Tomorrow Ty is having his 4th surgery. I would like to say that because it is his 4th it is easy/easier but that is not true. In fact it’s almost harder. He is older and he is starting to understand what is happening. It’s kind of a feeling you can’t describe unless you’ve been there, kind of like when you see your baby for the first time, but this is not happy, it’s sad. I’m not really scared about the actual surgery, I think he will be ok with that, naturally I am scared about it because of everything that can happen but it is not one of my main concerns. What I hate about the whole thing is how he feels after the surgery. He cries this heartbreaking cry and I know that there is nothing I can do to help him except for hold him and try to be strong for him.

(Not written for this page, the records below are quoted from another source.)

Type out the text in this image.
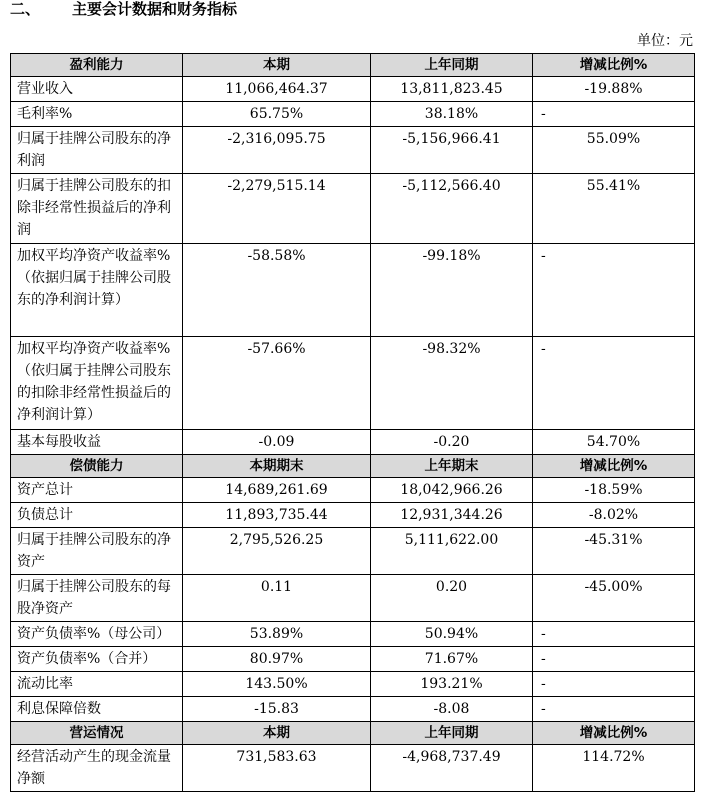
二、 主要会计数据和财务指标
单位：元
盈利能力	本期	上年同期	增减比例%
营业收入	11,066,464.37	13,811,823.45	-19.88%
毛利率%	65.75%	38.18%	-
归属于挂牌公司股东的净利润	-2,316,095.75	-5,156,966.41	55.09%
归属于挂牌公司股东的扣除非经常性损益后的净利润	-2,279,515.14	-5,112,566.40	55.41%
加权平均净资产收益率%（依据归属于挂牌公司股东的净利润计算）	-58.58%	-99.18%	-
加权平均净资产收益率%（依归属于挂牌公司股东的扣除非经常性损益后的净利润计算）	-57.66%	-98.32%	-
基本每股收益	-0.09	-0.20	54.70%
偿债能力	本期期末	上年期末	增减比例%
资产总计	14,689,261.69	18,042,966.26	-18.59%
负债总计	11,893,735.44	12,931,344.26	-8.02%
归属于挂牌公司股东的净资产	2,795,526.25	5,111,622.00	-45.31%
归属于挂牌公司股东的每股净资产	0.11	0.20	-45.00%
资产负债率%（母公司）	53.89%	50.94%	-
资产负债率%（合并）	80.97%	71.67%	-
流动比率	143.50%	193.21%	-
利息保障倍数	-15.83	-8.08	-
营运情况	本期	上年同期	增减比例%
经营活动产生的现金流量净额	731,583.63	-4,968,737.49	114.72%
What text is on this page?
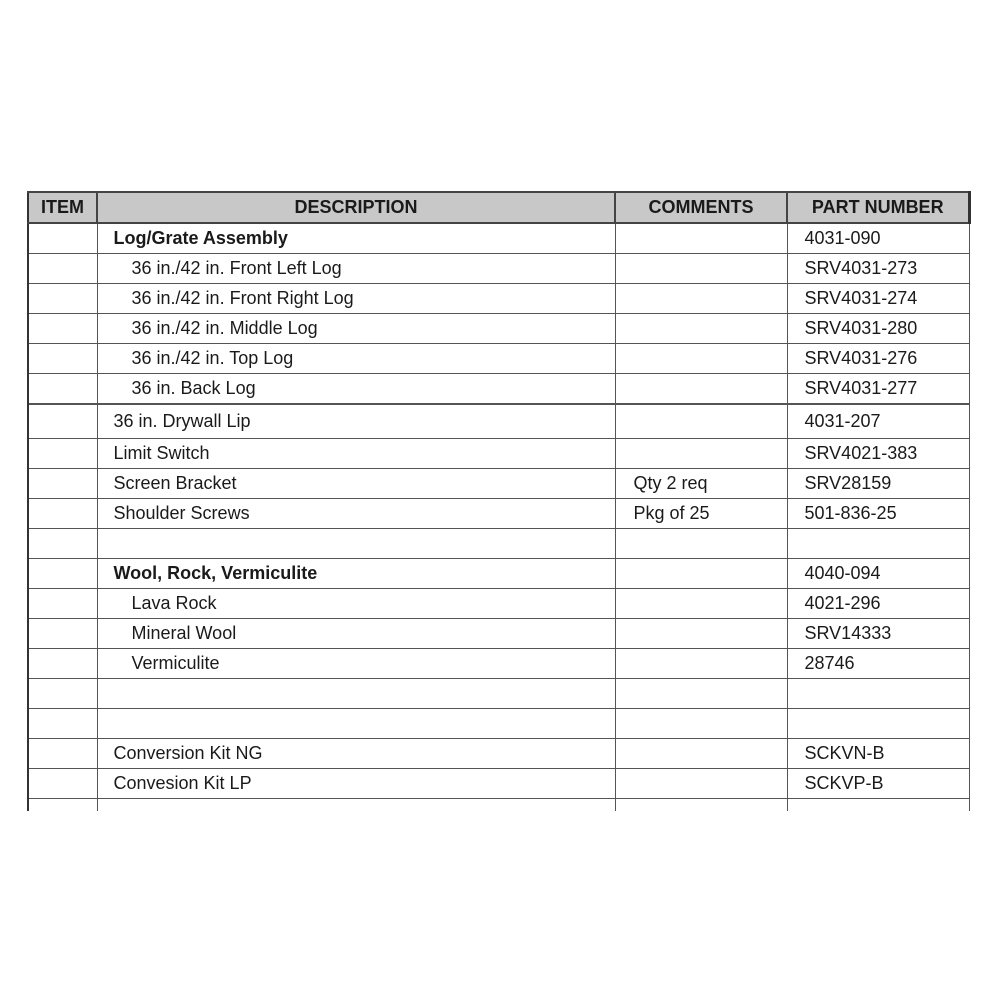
ITEM	DESCRIPTION	COMMENTS	PART NUMBER
	Log/Grate Assembly		4031-090
	36 in./42 in. Front Left Log		SRV4031-273
	36 in./42 in. Front Right Log		SRV4031-274
	36 in./42 in. Middle Log		SRV4031-280
	36 in./42 in. Top Log		SRV4031-276
	36 in. Back Log		SRV4031-277
	36 in. Drywall Lip		4031-207
	Limit Switch		SRV4021-383
	Screen Bracket	Qty 2 req	SRV28159
	Shoulder Screws	Pkg of 25	501-836-25

	Wool, Rock, Vermiculite		4040-094
	Lava Rock		4021-296
	Mineral Wool		SRV14333
	Vermiculite		28746

	Conversion Kit NG		SCKVN-B
	Convesion Kit LP		SCKVP-B
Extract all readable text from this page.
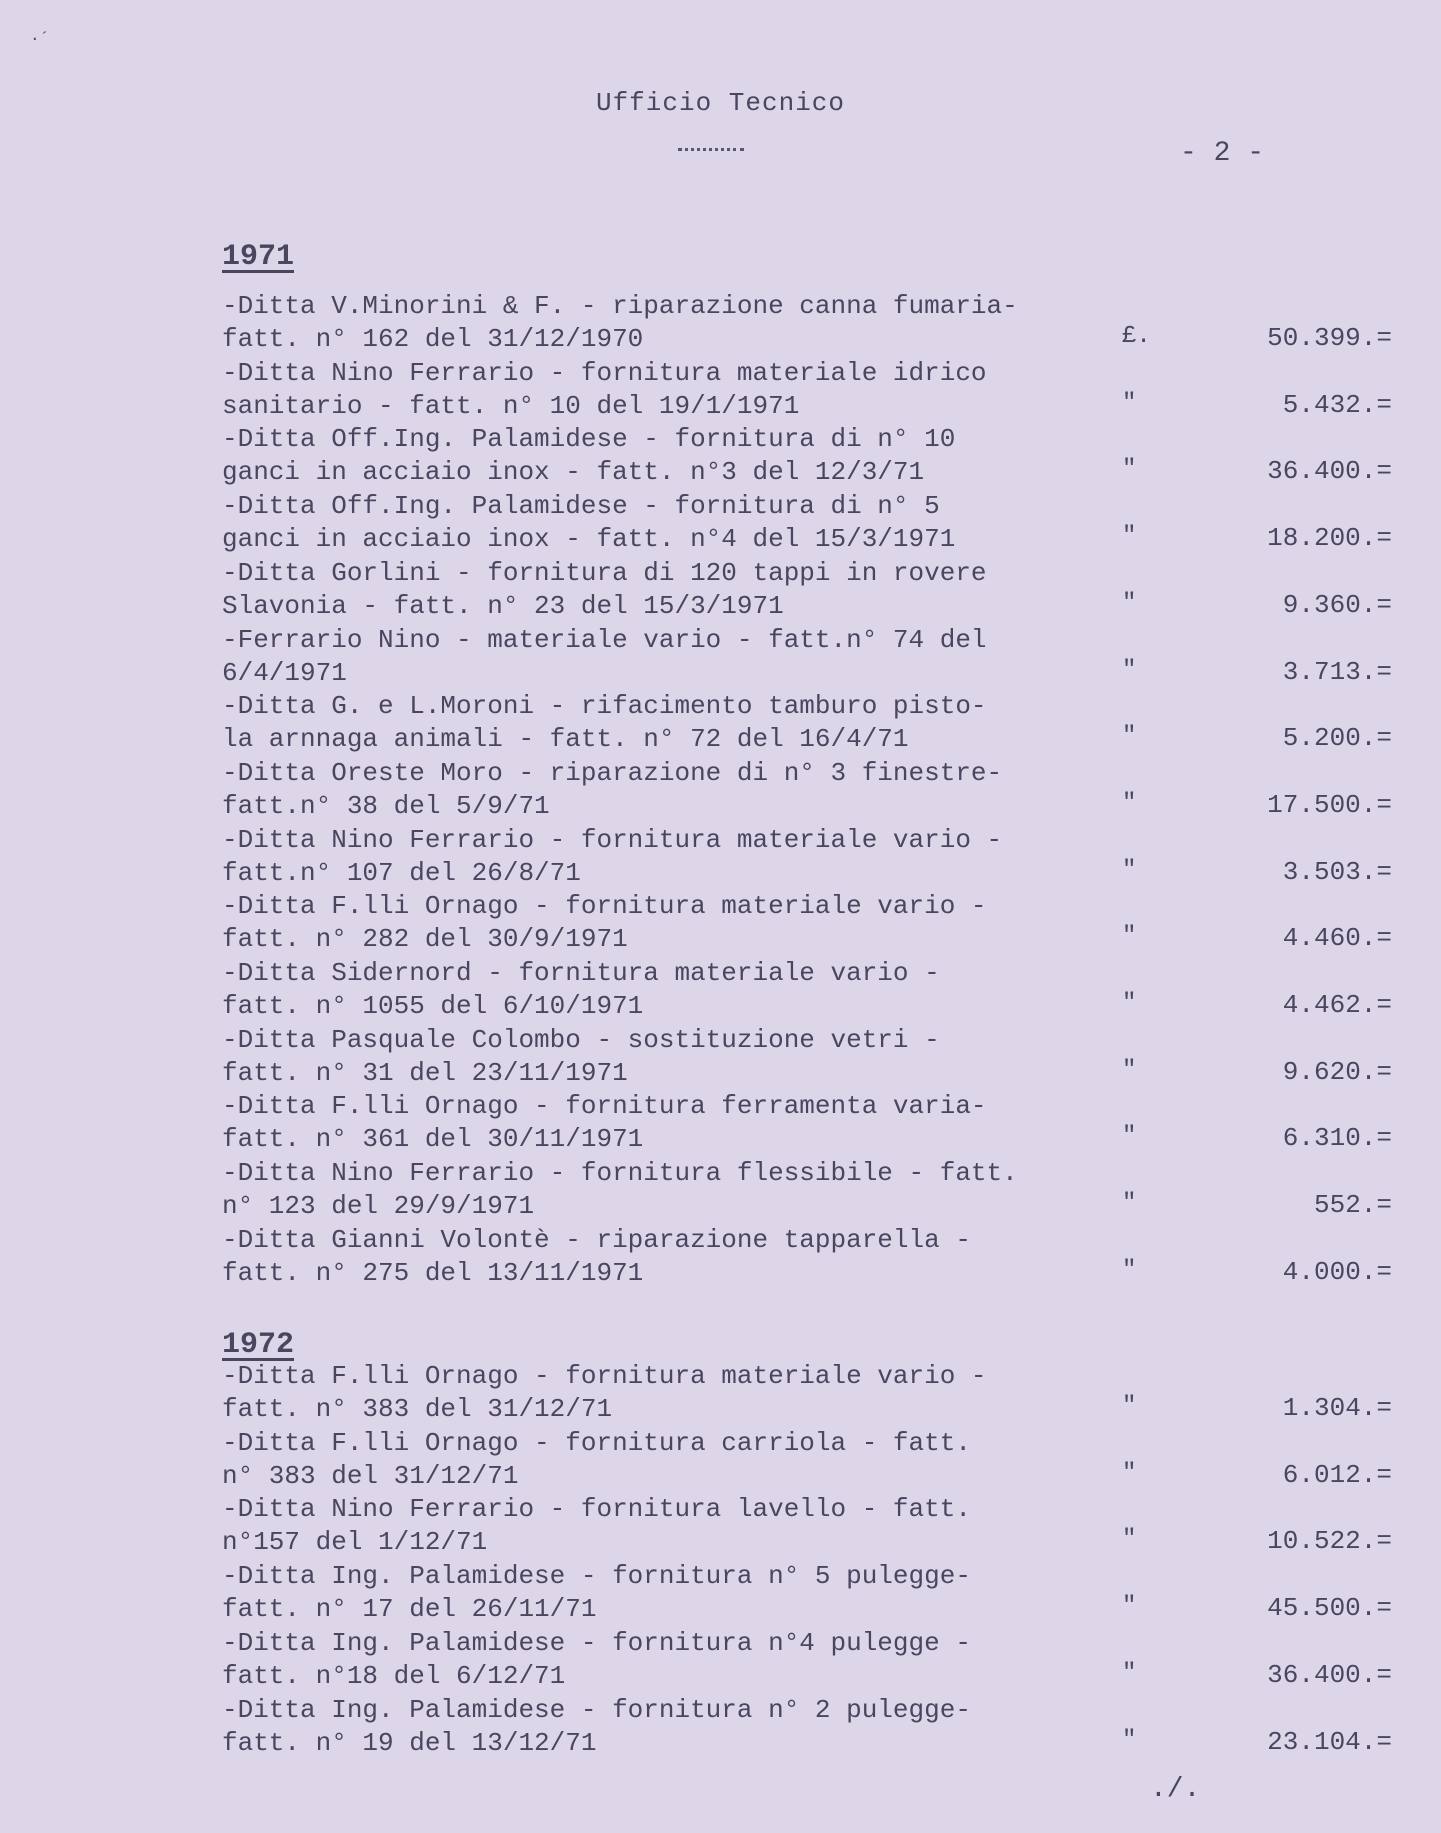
·´
Ufficio Tecnico
- 2 -
1971
-Ditta V.Minorini & F. - riparazione canna fumaria-
fatt. n° 162 del 31/12/1970	£.	50.399.=
-Ditta Nino Ferrario - fornitura materiale idrico
sanitario - fatt. n° 10 del 19/1/1971	"	5.432.=
-Ditta Off.Ing. Palamidese - fornitura di n° 10
ganci in acciaio inox - fatt. n°3 del 12/3/71	"	36.400.=
-Ditta Off.Ing. Palamidese - fornitura di n° 5
ganci in acciaio inox - fatt. n°4 del 15/3/1971	"	18.200.=
-Ditta Gorlini - fornitura di 120 tappi in rovere
Slavonia - fatt. n° 23 del 15/3/1971	"	9.360.=
-Ferrario Nino - materiale vario - fatt.n° 74 del
6/4/1971	"	3.713.=
-Ditta G. e L.Moroni - rifacimento tamburo pisto-
la arnnaga animali - fatt. n° 72 del 16/4/71	"	5.200.=
-Ditta Oreste Moro - riparazione di n° 3 finestre-
fatt.n° 38 del 5/9/71	"	17.500.=
-Ditta Nino Ferrario - fornitura materiale vario -
fatt.n° 107 del 26/8/71	"	3.503.=
-Ditta F.lli Ornago - fornitura materiale vario -
fatt. n° 282 del 30/9/1971	"	4.460.=
-Ditta Sidernord - fornitura materiale vario -
fatt. n° 1055 del 6/10/1971	"	4.462.=
-Ditta Pasquale Colombo - sostituzione vetri -
fatt. n° 31 del 23/11/1971	"	9.620.=
-Ditta F.lli Ornago - fornitura ferramenta varia-
fatt. n° 361 del 30/11/1971	"	6.310.=
-Ditta Nino Ferrario - fornitura flessibile - fatt.
n° 123 del 29/9/1971	"	552.=
-Ditta Gianni Volontè - riparazione tapparella -
fatt. n° 275 del 13/11/1971	"	4.000.=
1972
-Ditta F.lli Ornago - fornitura materiale vario -
fatt. n° 383 del 31/12/71	"	1.304.=
-Ditta F.lli Ornago - fornitura carriola - fatt.
n° 383 del 31/12/71	"	6.012.=
-Ditta Nino Ferrario - fornitura lavello - fatt.
n°157 del 1/12/71	"	10.522.=
-Ditta Ing. Palamidese - fornitura n° 5 pulegge-
fatt. n° 17 del 26/11/71	"	45.500.=
-Ditta Ing. Palamidese - fornitura n°4 pulegge -
fatt. n°18 del 6/12/71	"	36.400.=
-Ditta Ing. Palamidese - fornitura n° 2 pulegge-
fatt. n° 19 del 13/12/71	"	23.104.=
./.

I feel like he is so mad at me for making him go with some strange nurse and then they probably hold him down to knock him out and then when he wakes up he has owies and no mommy. I know that obviously I am not doing anything wrong by that but how do you explain that to a 3 year old? And he has to stay in the hospital and I know that being cooped up in a hospital bed for a day or two is not going to be easy.
On a brighter note, I made an appointment to go and try on wedding dresses!! I am soooo beyond excited for that! And tomorrow is Jakey’s b-day! We will be at the hospital so that sucks…
1 comment:
Wow that does suck. Just remember that in 10 years, he will seriously thank you for doing this for him. Poor Ty.